La madre del troll è sempre incinta

C’è chi, come il grande Flaiano, vive la sua vita “con i piedi fortemente appoggiati sulle nuvole”; chi, invece, i piedi ce li ha fortemente appoggiati sulla rete. Sul web. Parlo dei giornalisti, dei copywriter come me, dei “social media cosi”, dei marketer. E pure dei politici e dei vip, perché no?

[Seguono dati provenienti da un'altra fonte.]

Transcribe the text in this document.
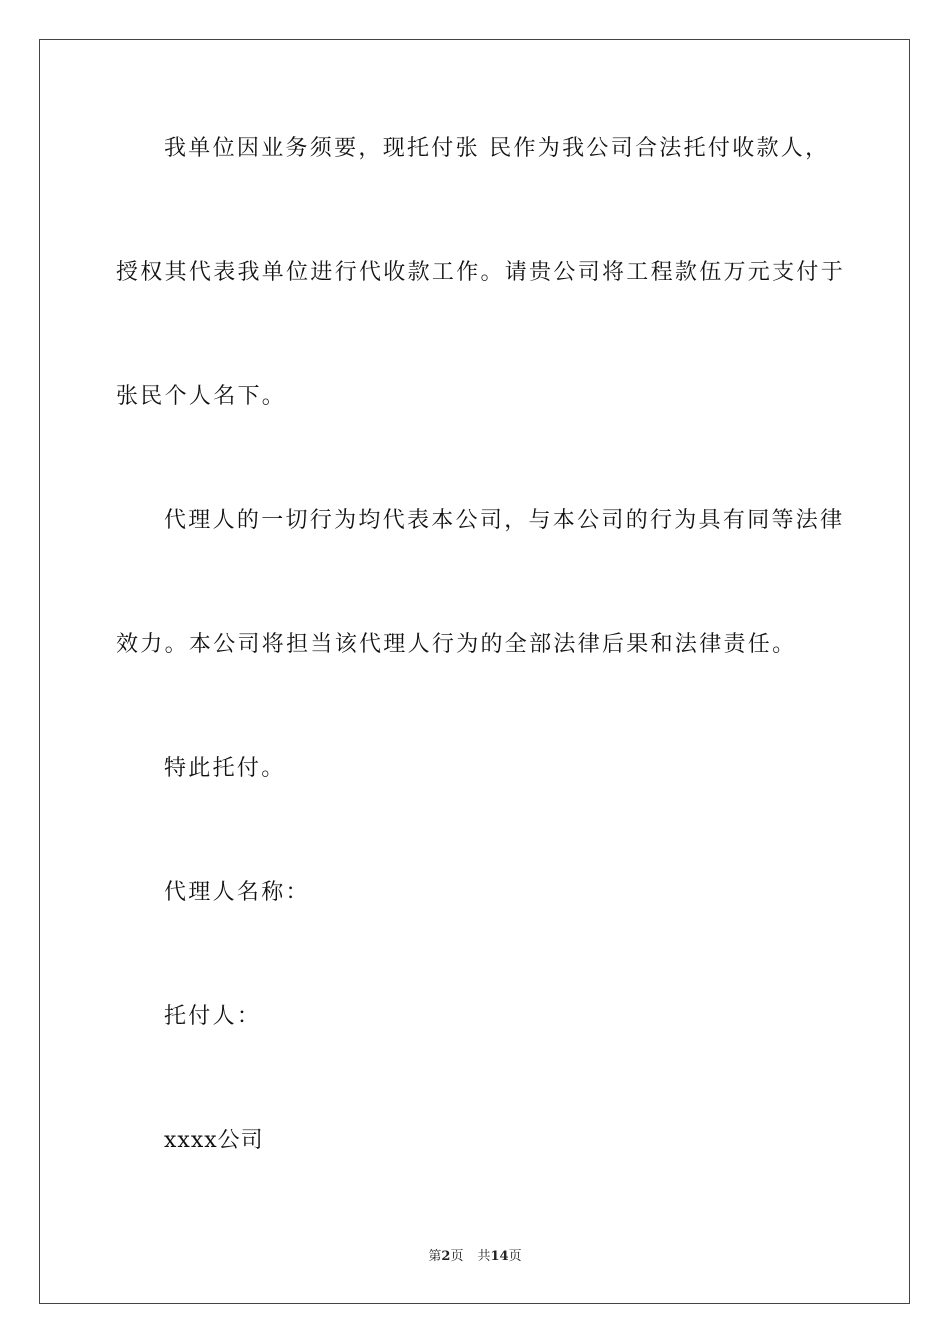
我单位因业务须要，现托付张 民作为我公司合法托付收款人，

授权其代表我单位进行代收款工作。请贵公司将工程款伍万元支付于

张民个人名下。

代理人的一切行为均代表本公司，与本公司的行为具有同等法律

效力。本公司将担当该代理人行为的全部法律后果和法律责任。

特此托付。

代理人名称：

托付人：

xxxx公司

第2页 共14页
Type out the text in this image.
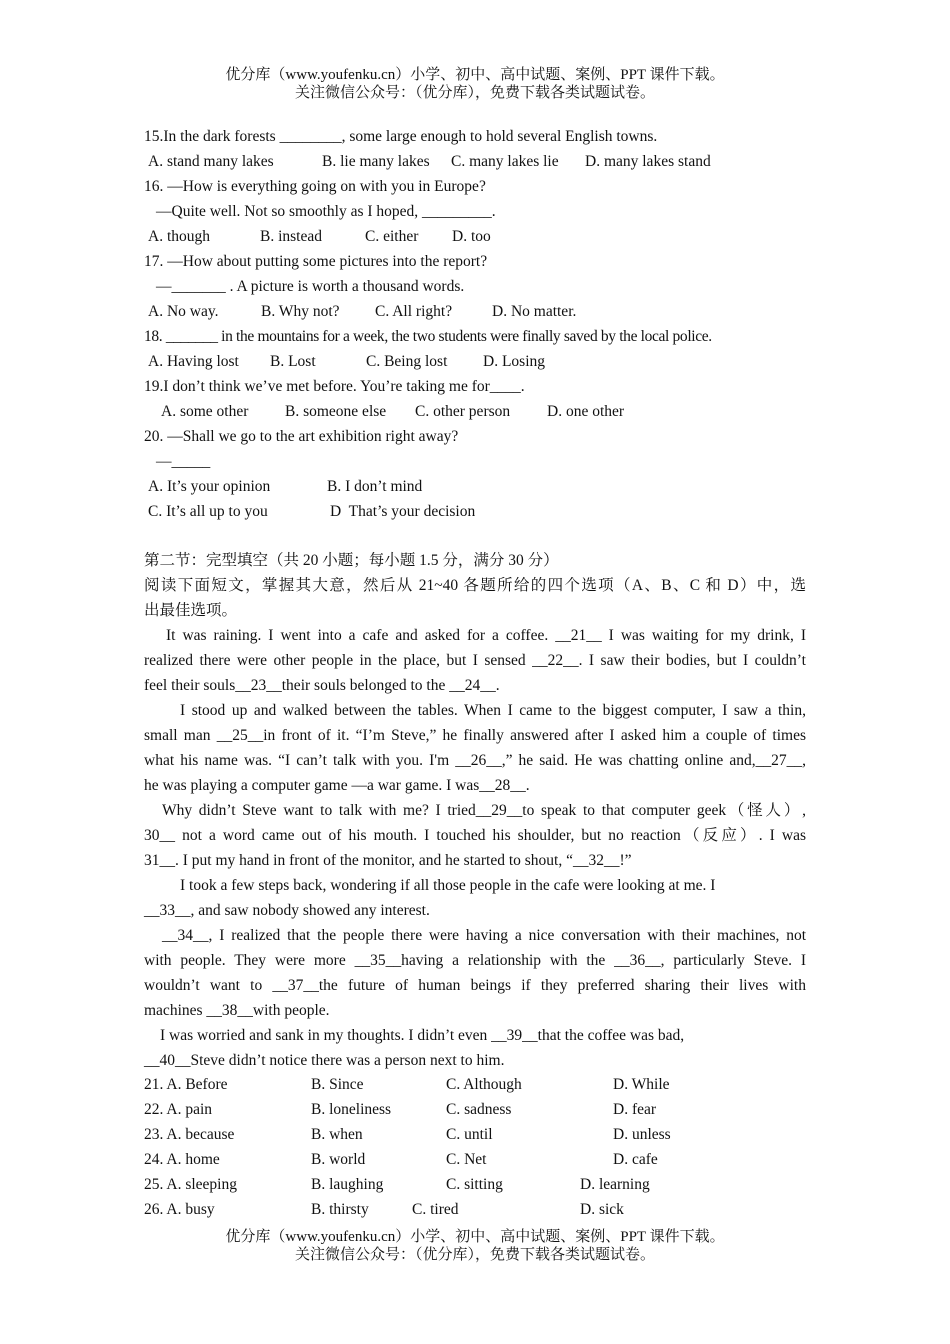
优分库（www.youfenku.cn）小学、初中、高中试题、案例、PPT 课件下载。
关注微信公众号：（优分库），免费下载各类试题试卷。
15.In the dark forests ________, some large enough to hold several English towns.
A. stand many lakes	B. lie many lakes C. many lakes lie D. many lakes stand
16. —How is everything going on with you in Europe?
—Quite well. Not so smoothly as I hoped, _________.
A. though	B. instead	C. either D. too
17. —How about putting some pictures into the report?
—_______ . A picture is worth a thousand words.
A. No way.	B. Why not? C. All right?	D. No matter.
18. _______ in the mountains for a week, the two students were finally saved by the local police.
A. Having lost B. Lost	C. Being lost D. Losing
19.I don’t think we’ve met before. You’re taking me for____.
A. some other B. someone else C. other person D. one other
20. —Shall we go to the art exhibition right away?
—_____
A. It’s your opinion	B. I don’t mind
C. It’s all up to you	D  That’s your decision
第二节：完型填空（共 20 小题；每小题 1.5 分，满分 30 分）
阅读下面短文，掌握其大意，然后从 21~40 各题所给的四个选项（A、B、C 和 D）中，选
出最佳选项。
It was raining. I went into a cafe and asked for a coffee. __21__ I was waiting for my drink, I
realized there were other people in the place, but I sensed __22__. I saw their bodies, but I couldn’t
feel their souls__23__their souls belonged to the __24__.
I stood up and walked between the tables. When I came to the biggest computer, I saw a thin,
small man __25__in front of it. “I’m Steve,” he finally answered after I asked him a couple of times
what his name was. “I can’t talk with you. I'm __26__,” he said. He was chatting online and,__27__,
he was playing a computer game —a war game. I was__28__.
Why didn’t Steve want to talk with me? I tried__29__to speak to that computer geek（怪人）,
30__ not a word came out of his mouth. I touched his shoulder, but no reaction（反应）. I was
31__. I put my hand in front of the monitor, and he started to shout, “__32__!”
I took a few steps back, wondering if all those people in the cafe were looking at me. I
__33__, and saw nobody showed any interest.
__34__, I realized that the people there were having a nice conversation with their machines, not
with people. They were more __35__having a relationship with the __36__, particularly Steve. I
wouldn’t want to __37__the future of human beings if they preferred sharing their lives with
machines __38__with people.
I was worried and sank in my thoughts. I didn’t even __39__that the coffee was bad,
__40__Steve didn’t notice there was a person next to him.
21. A. Before	B. Since	C. Although	D. While
22. A. pain	B. loneliness	C. sadness	D. fear
23. A. because	B. when	C. until	D. unless
24. A. home	B. world	C. Net	D. cafe
25. A. sleeping	B. laughing	C. sitting	D. learning
26. A. busy	B. thirsty	C. tired	D. sick
优分库（www.youfenku.cn）小学、初中、高中试题、案例、PPT 课件下载。
关注微信公众号：（优分库），免费下载各类试题试卷。
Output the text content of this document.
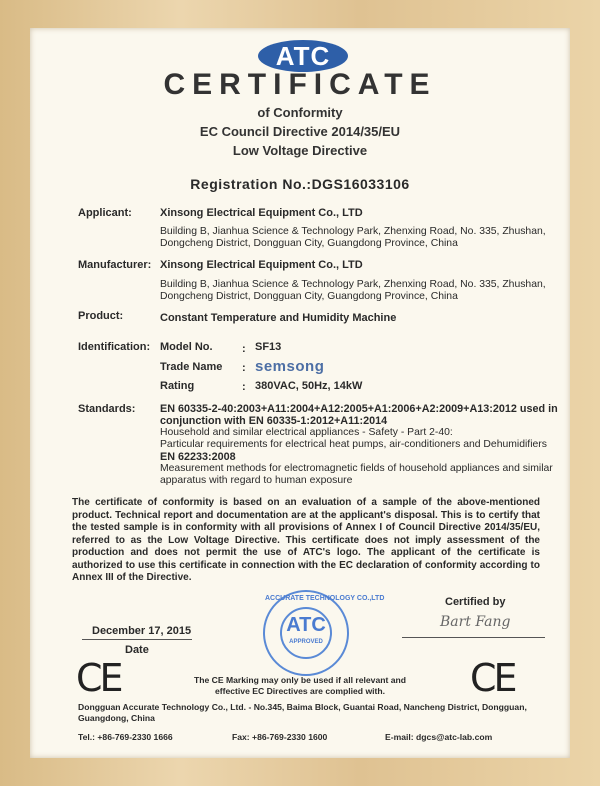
ATC
CERTIFICATE
of Conformity
EC Council Directive 2014/35/EU
Low Voltage Directive
Registration No.:DGS16033106
Applicant:	Xinsong Electrical Equipment Co., LTD
Building B, Jianhua Science & Technology Park, Zhenxing Road, No. 335, Zhushan,
Dongcheng District, Dongguan City, Guangdong Province, China
Manufacturer: Xinsong Electrical Equipment Co., LTD
Building B, Jianhua Science & Technology Park, Zhenxing Road, No. 335, Zhushan,
Dongcheng District, Dongguan City, Guangdong Province, China
Product:	Constant Temperature and Humidity Machine
Identification: Model No.	: SF13
Trade Name : semsong
Rating	: 380VAC, 50Hz, 14kW
Standards: EN 60335-2-40:2003+A11:2004+A12:2005+A1:2006+A2:2009+A13:2012 used in
conjunction with EN 60335-1:2012+A11:2014
Household and similar electrical appliances - Safety - Part 2-40:
Particular requirements for electrical heat pumps, air-conditioners and Dehumidifiers
EN 62233:2008
Measurement methods for electromagnetic fields of household appliances and similar
apparatus with regard to human exposure
The certificate of conformity is based on an evaluation of a sample of the above-mentioned product. Technical report and documentation are at the applicant's disposal. This is to certify that the tested sample is in conformity with all provisions of Annex I of Council Directive 2014/35/EU, referred to as the Low Voltage Directive. This certificate does not imply assessment of the production and does not permit the use of ATC's logo. The applicant of the certificate is authorized to use this certificate in connection with the EC declaration of conformity according to Annex III of the Directive.
Certified by
Bart Fang
December 17, 2015
Date
ACCURATE TECHNOLOGY CO.,LTD
ATC
APPROVED
CE	CE
The CE Marking may only be used if all relevant and
effective EC Directives are complied with.
Dongguan Accurate Technology Co., Ltd. - No.345, Baima Block, Guantai Road, Nancheng District, Dongguan,
Guangdong, China
Tel.: +86-769-2330 1666	Fax: +86-769-2330 1600	E-mail: dgcs@atc-lab.com
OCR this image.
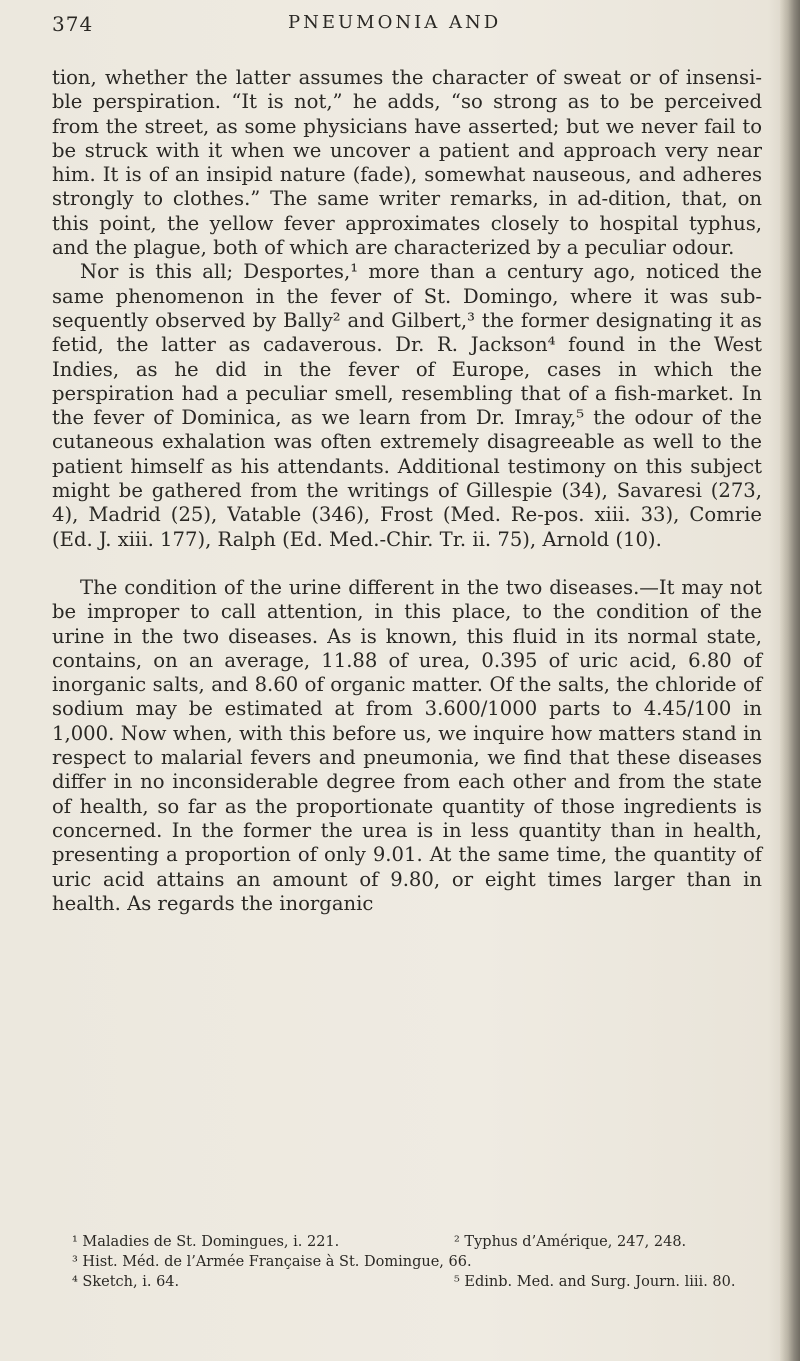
374	PNEUMONIA AND

tion, whether the latter assumes the character of sweat or of insensi-ble perspiration. “It is not,” he adds, “so strong as to be perceived from the street, as some physicians have asserted; but we never fail to be struck with it when we uncover a patient and approach very near him. It is of an insipid nature (fade), somewhat nauseous, and adheres strongly to clothes.” The same writer remarks, in ad-dition, that, on this point, the yellow fever approximates closely to hospital typhus, and the plague, both of which are characterized by a peculiar odour.

Nor is this all; Desportes,¹ more than a century ago, noticed the same phenomenon in the fever of St. Domingo, where it was sub-sequently observed by Bally² and Gilbert,³ the former designating it as fetid, the latter as cadaverous. Dr. R. Jackson⁴ found in the West Indies, as he did in the fever of Europe, cases in which the perspiration had a peculiar smell, resembling that of a fish-market. In the fever of Dominica, as we learn from Dr. Imray,⁵ the odour of the cutaneous exhalation was often extremely disagreeable as well to the patient himself as his attendants. Additional testimony on this subject might be gathered from the writings of Gillespie (34), Savaresi (273, 4), Madrid (25), Vatable (346), Frost (Med. Re-pos. xiii. 33), Comrie (Ed. J. xiii. 177), Ralph (Ed. Med.-Chir. Tr. ii. 75), Arnold (10).

The condition of the urine different in the two diseases.—It may not be improper to call attention, in this place, to the condition of the urine in the two diseases. As is known, this fluid in its normal state, contains, on an average, 11.88 of urea, 0.395 of uric acid, 6.80 of inorganic salts, and 8.60 of organic matter. Of the salts, the chloride of sodium may be estimated at from 3.600/1000 parts to 4.45/100 in 1,000. Now when, with this before us, we inquire how matters stand in respect to malarial fevers and pneumonia, we find that these diseases differ in no inconsiderable degree from each other and from the state of health, so far as the proportionate quantity of those ingredients is concerned. In the former the urea is in less quantity than in health, presenting a proportion of only 9.01. At the same time, the quantity of uric acid attains an amount of 9.80, or eight times larger than in health. As regards the inorganic

¹ Maladies de St. Domingues, i. 221.	² Typhus d’Amérique, 247, 248.
³ Hist. Méd. de l’Armée Française à St. Domingue, 66.
⁴ Sketch, i. 64.	⁵ Edinb. Med. and Surg. Journ. liii. 80.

Chi lavora molto sul web, lo sa bene: la madre del troll è sempre incinta. Come chi è – o cos’è – un troll? Nella mitologia scandinava, il troll è un folletto maligno e dispettoso. Questa figura è stata poi presa in prestito, per così dire, dal mondo di Internet. Oggi, il troll è colui il quale prende di mira un personaggio, possibilmente influente, e inizia a tempestarlo di messaggi e messaggini, facendo di tutto per rompere le uova nel paniere. Uova, si fa per dire.

Con i social, poi, questa pratica diventa ancora più diffusa. Basta un attimo per contattare un vip. Su Twitter, il social del tempo reale per eccellenza, è sufficiente una chiocciolina davanti al nome del personaggio. Basta anche un hashtag, il cancelletto che si apre sulle più disparate conversazioni, o sui più torbidi sproloqui, inerenti un certo argomento. O, ancora una volta, una certa persona.

Maggiore è l’influenza sulla rete, la presenza sulla rete di questa persona, maggiori sono le possibilità che questa, più prima che poi, venga “trollata” da qualcuno.

Succede persino ad Al-Quaeda. Proprio così. Nell’agosto del 2013, l’esperto americano di terrorismo ed estremismo J.M Berger sostiene che Al-Quaeda abbia lanciato su Twitter questo hashtag #اقتراحك_لتطوير_اﻹعلام_الجهادي – suggerimenti per migliorare i media dei jihadisti. Dopo la richiesta di aiuto da parte della rete di Berger, l’hashtag in questione ha iniziato a circolare su Twitter, con il proposito originale del tutto stravolto dagli utenti.

Ecco qualche tweet esemplificativo.

Ma questo è un caso di trolling con un buon fine, diciamo così. Di solito, invece, lo scopo del troll è quello di ferire, disturbare, inveire, infierire, sparare sentenze. Lo sa bene il cantante James Blunt.

Blunt, infatti, riceve ogni giorno decine e decine di tweet da parte dei suoi ormai amici troll. A quanto pare il buon James non è solo bravo nell’arte del canto; se la cava davvero bene anche in quella dello spegnere il trolling, senza farlo diventare flame. E lo fa con un’ironia intelligente, garbata, brillante. Un vero esempio non solo per chi è circondato da “folletti malefici”, ma anche per chi sul web ci lavora tutti i giorni e, puntalmente, si ritrova a dover rispondere a tweet o a commenti pungenti.

Così come esistono le file interminabili alla posta, il semaforo che scatta sempre sul rosso mentre stiamo per passare noi, le pentole antiaderenti che non anti-aderiscono e i pallini di cotone che si formano nell’ombelico degli uomini, così esistono i troll. E tutti, o comunque in molti, se ne ritroveranno uno sul proprio profilo Twitter, Facebook, Google Plus, LinkedIn…

Inutile sperare che non arrivi. Arriverà, il troll di turno arriverà. L’importante è sapergli chiudere il #cancelletto in faccia con un sorriso.